Sponsorship And More




Sponsorship investment can come in many forms such as cash, advertising, accommodation room nights, prizes, professional services, and more.

Create a wish list of sponsors; consider which companies would be a good match to sponsor the event. Write a proposal which shows the value of their involvement and how it will benefit their company.

Start thinking of ways you could highlight your sponsors in different channels in the lead-up to and throughout the event. A company that is considering sponsoring your event will want to know what they will get out of their investment.

You could propose a few different sponsorship options offering different levels of benefits to the company. For example the local radio station option 1: sponsor your event by way of daily advertising, in return for benefit 1: their logo featuring on the website as well as 10 complimentary tickets which they can giveaway; option 2: sponsor your event by way of daily advertising and $20,000 contribution, in return for benefit 2: their logo featuring on the website and the tickets, 10 complimentary tickets which they can giveaway, and naming rights to your event.

Assign one person to manage the relationships with sponsors. Too many people making promises can become very confusing and cause problems down the track.

Ensure sponsorship agreements are well documented and signed by both parties.


Receiving money from individuals is not a usual source of funding, although recently crowd-funding is becoming popular. Various websites have been set up where you can register your event and raise money to help get your event off the ground. PledgeMe, Kickstarter, and Givealittle are some platforms you could use.

Ticket Sales

Ticking costs

Ensure that the “inside” fees that a ticketing agency charge are accounted for.  For example a $20 ticket may cost you $2 in ticketing fees.  You may choose to increase the advertised ticket to $22 to account for this.

Guarantee Against Loss (GAL)

Some funders may provide a grant and/or a GAL against ticket sales not reaching targets.  A GAL will not cover budget overruns or a failure to secure all funding as per the budget.  However, a GAL can be particularly useful if your event is weather-dependent and an inclement day results in fewer people turning up than expected.

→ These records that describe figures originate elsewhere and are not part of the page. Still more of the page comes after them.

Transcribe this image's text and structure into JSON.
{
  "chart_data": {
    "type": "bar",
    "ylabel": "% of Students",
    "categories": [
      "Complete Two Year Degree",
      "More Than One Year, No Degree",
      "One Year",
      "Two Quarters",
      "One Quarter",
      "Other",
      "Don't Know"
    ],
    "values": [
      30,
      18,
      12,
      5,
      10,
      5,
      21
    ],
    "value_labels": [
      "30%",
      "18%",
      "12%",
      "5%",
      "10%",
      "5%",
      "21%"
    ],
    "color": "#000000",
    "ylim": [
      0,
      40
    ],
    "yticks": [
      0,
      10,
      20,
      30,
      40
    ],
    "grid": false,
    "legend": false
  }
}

A useful exercise is to create a ticket sale projection (yield) based on best (100%), average 50%) and worst case (30%) scenarios.  This will help determine the “fat” needed in the budget to account for any ticket sale deficiencies. This “fat” may be identified as a contingency.  It is recommended that at least 5% of the budget be kept for contingencies such as poor box office income or budget blow-outs.

Complimentary Tickets

Remember to account for complimentary ticket costs—these “freebies” not only use up valuable seats that you could sell but also they may require ticketing fees.  If your sponsorship requires complimentary tickets, ensure you have budgeted revenue to pay for these tickets.

Beware Of The GST Issues

Ensure the ticket income calculations in your budget has GST removed if you are GST registered.  For example, a $20 advertised ticket price will only be worth $17.40 in your bank.